UN Admits Civilians May Have Died


By Andrew Buncombe

January 10, 2006

The UN has for the first time admitted that a number of innocent civilians may have become "collateral victims" and killed during a controversial raid by peacekeeping forces in Haiti. The admission will likely add to the tension inside the capital city, Port-au-Prince, already wracked by violence and chaos – and the recent suicide of the UN military commander - as it prepares for a crucial election.

The summary of an internal inquiry, passed to The Independent, says a number of people may been caught in crossfire between UN peacekeepers and armed gang members, headed by a well-known leader, Emanuel "Dread" Wilme. The report claims that UN troops fired only in self-defence.

The raid involving 400 peacekeepers took place last July in the Cite Soleil slum with the stated intention of cracking-down on gangs responsible for ongoing violence and kidnappings in the capital. Many of the gangs are supporters of former president, Jean-Bertrand Aristide. Mr Aristide, democratically elected and with overwhelming support among the poor, was ousted two years ago following an uprising organised mainly by members of the business elite who had received support from the US.

Video footage taken after the raid showed the bodies of numerous apparently unarmed victims. Independent witnesses said up to 23 people were killed – among them the wife and two young sons of Fredi Romelus, a Cite Soleil resident who told reporters that UN troops opened fire on his home. " They surrounded our house... and I ran thinking my wife and the children were behind me. They couldn't get out and the [UN] fired into the house," he said.

The admission by the UN mission (MINUSTAH) that civilians may have been killed "given the length of the operation and the violence of the clashes" will do nothing to ease the fraught situation in Haiti, where a presidential election has been repeatedly delayed. The delays have been blamed on the violence and problems with distributing voter identification cards.

The business community has called on the UN to do more to stop the violence and yesterday a national strike was held in protest. But supporters of Mr Aristide say this is nothing more than excuse to clamp down further on members of his Lavalas party. Human rights campaigners have detailed widespread suppression of Lavalas members by the interim government and the Haitian National Police.

Among the cases highlighted by Amnesty International is that of Father Gerard Jean-Juste, a Catholic priest and friend of Mr Aristide, who has been held without charge since last summer. Officials say Mr Jean-Juste, 59, recently diagnosed with leukemia, is being held on suspicion of involvement in a murder but AI said "he is a prisoner of conscience detained solely for the peaceful exercise of his right to freedom of expression".

Despite its admission that civilians may have been shot, the UN claims the majority of those died last July were actually killed by other gang members in reprisal for collaborating with the UN or else celebrating the death of Mr Wilme. It described the video footage a "manifest example" of disinformation.

Kevin Pina, the Haitian-based journalist who heads a team that shot the footage, dismissed the UN's claims. "I personally handed a copy of that video to [the UN special envoy, Juan] Valdes at JFK airport. He described it as propaganda and lies without even looking at it. They are predisposed to saying this. They do not want to look at the evidence." He said he met recently with Mr Romelus, whose family was killed. "His life has been destroyed. If I can find him, why can't the UN find him and interview him?"
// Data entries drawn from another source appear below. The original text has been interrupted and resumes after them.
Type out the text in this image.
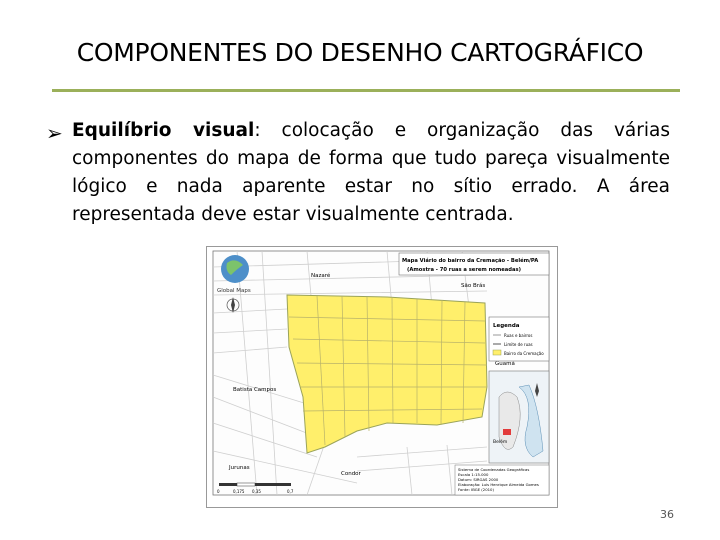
COMPONENTES DO DESENHO CARTOGRÁFICO
➢ Equilíbrio visual: colocação e organização das várias componentes do mapa de forma que tudo pareça visualmente lógico e nada aparente estar no sítio errado. A área representada deve estar visualmente centrada.
Global Maps
Nazaré
São Brás
Batista Campos
Jurunas
Condor
Guamá
Mapa Viário do bairro da Cremação - Belém/PA
(Amostra - 70 ruas a serem nomeadas)
Legenda
Ruas e bairros
Limite de ruas
Bairro da Cremação
Belém
Sistema de Coordenadas Geográficas
Escala 1:15.000
Datum: SIRGAS 2000
Elaboração: Luis Henrique Almeida Gomes
Fonte: IBGE (2010)
0	0,175 0,35	0,7
36
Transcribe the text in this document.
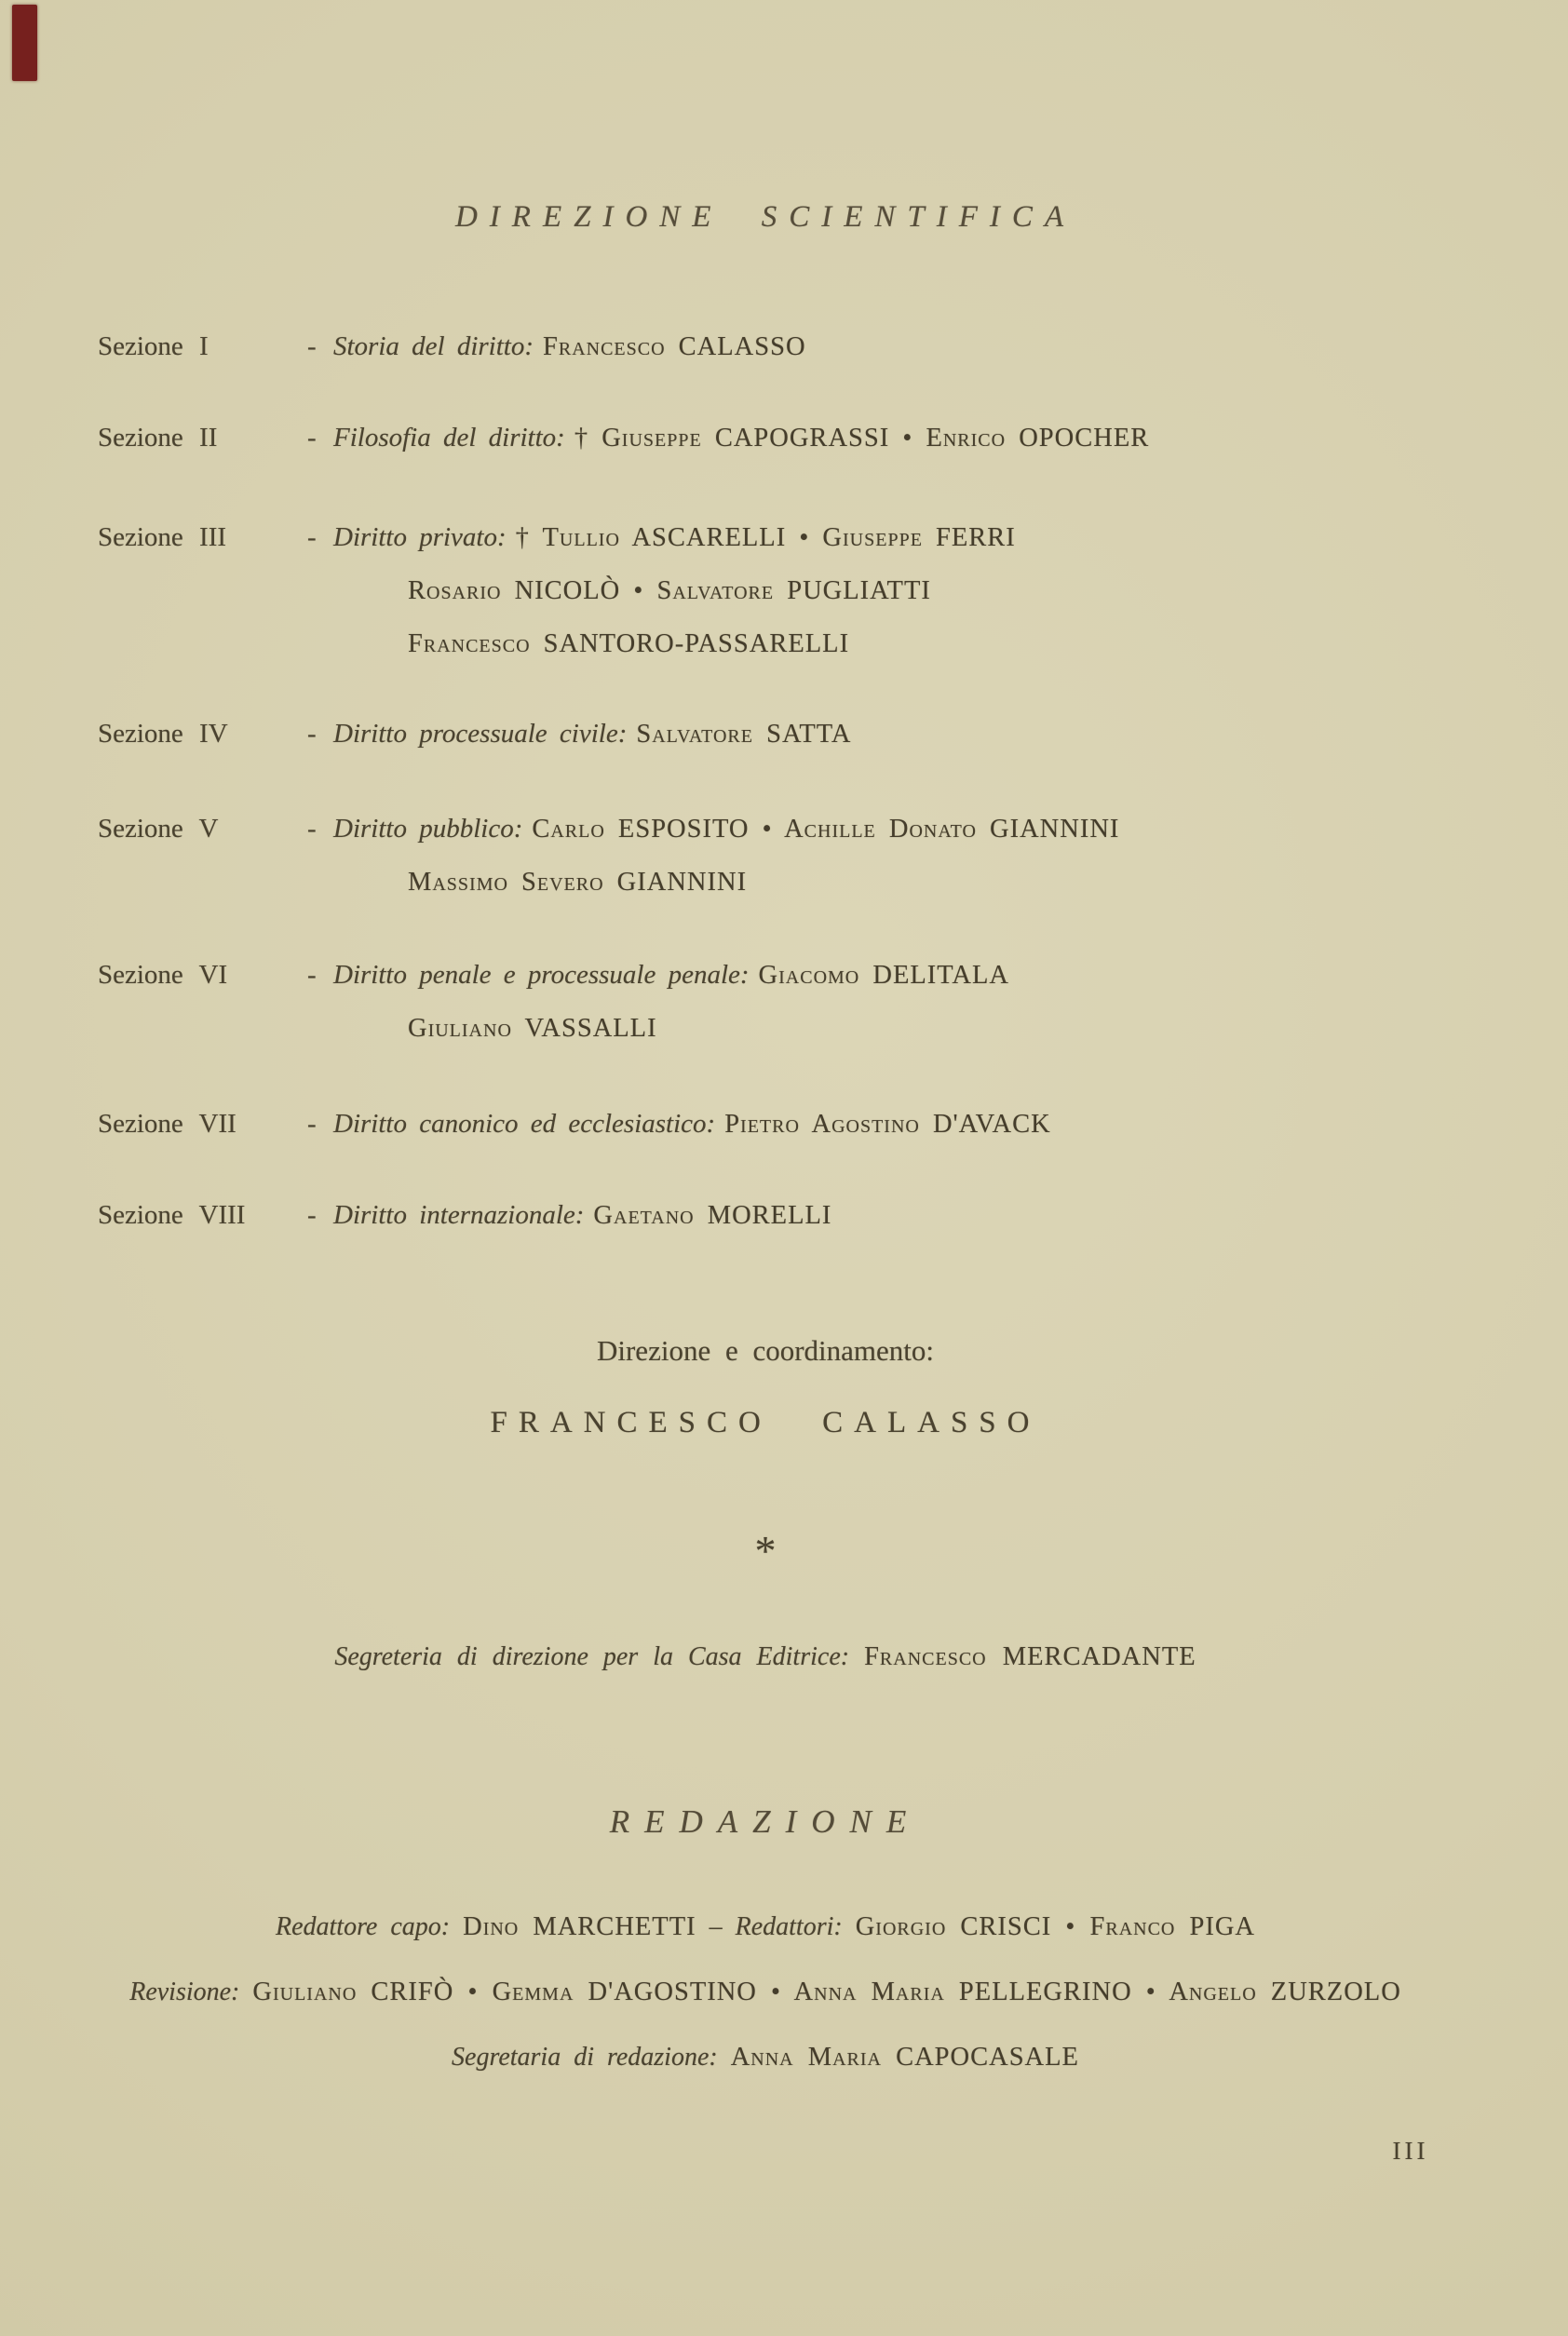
DIREZIONE SCIENTIFICA
Sezione I	- Storia del diritto: Francesco CALASSO
Sezione II	- Filosofia del diritto: † Giuseppe CAPOGRASSI • Enrico OPOCHER
Sezione III	- Diritto privato: † Tullio ASCARELLI • Giuseppe FERRI
Rosario NICOLÒ • Salvatore PUGLIATTI
Francesco SANTORO-PASSARELLI
Sezione IV	- Diritto processuale civile: Salvatore SATTA
Sezione V	- Diritto pubblico: Carlo ESPOSITO • Achille Donato GIANNINI
Massimo Severo GIANNINI
Sezione VI	- Diritto penale e processuale penale: Giacomo DELITALA
Giuliano VASSALLI
Sezione VII	- Diritto canonico ed ecclesiastico: Pietro Agostino D'AVACK
Sezione VIII	- Diritto internazionale: Gaetano MORELLI
Direzione e coordinamento:
FRANCESCO CALASSO
*
Segreteria di direzione per la Casa Editrice: Francesco MERCADANTE
REDAZIONE
Redattore capo: Dino MARCHETTI – Redattori: Giorgio CRISCI • Franco PIGA
Revisione: Giuliano CRIFÒ • Gemma D'AGOSTINO • Anna Maria PELLEGRINO • Angelo ZURZOLO
Segretaria di redazione: Anna Maria CAPOCASALE
III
Mr Pina said the UN had now established a system of embedding journalists with peacekeeping forces. He also said the US and Canada were funding programmes to train Haitian journalists. "They are the ones trying to control the media and yet they accuse us of disinformation."

Meanwhile, officials are investigating the apparent suicide of MINUSTAH's military commander, General Urano Teixeira da Matta Bacella, whose body was discovered in his hotel room on Saturday. Mr Bacella, a Brazilian, took charge of the UN force in September and was not involved in July's raid.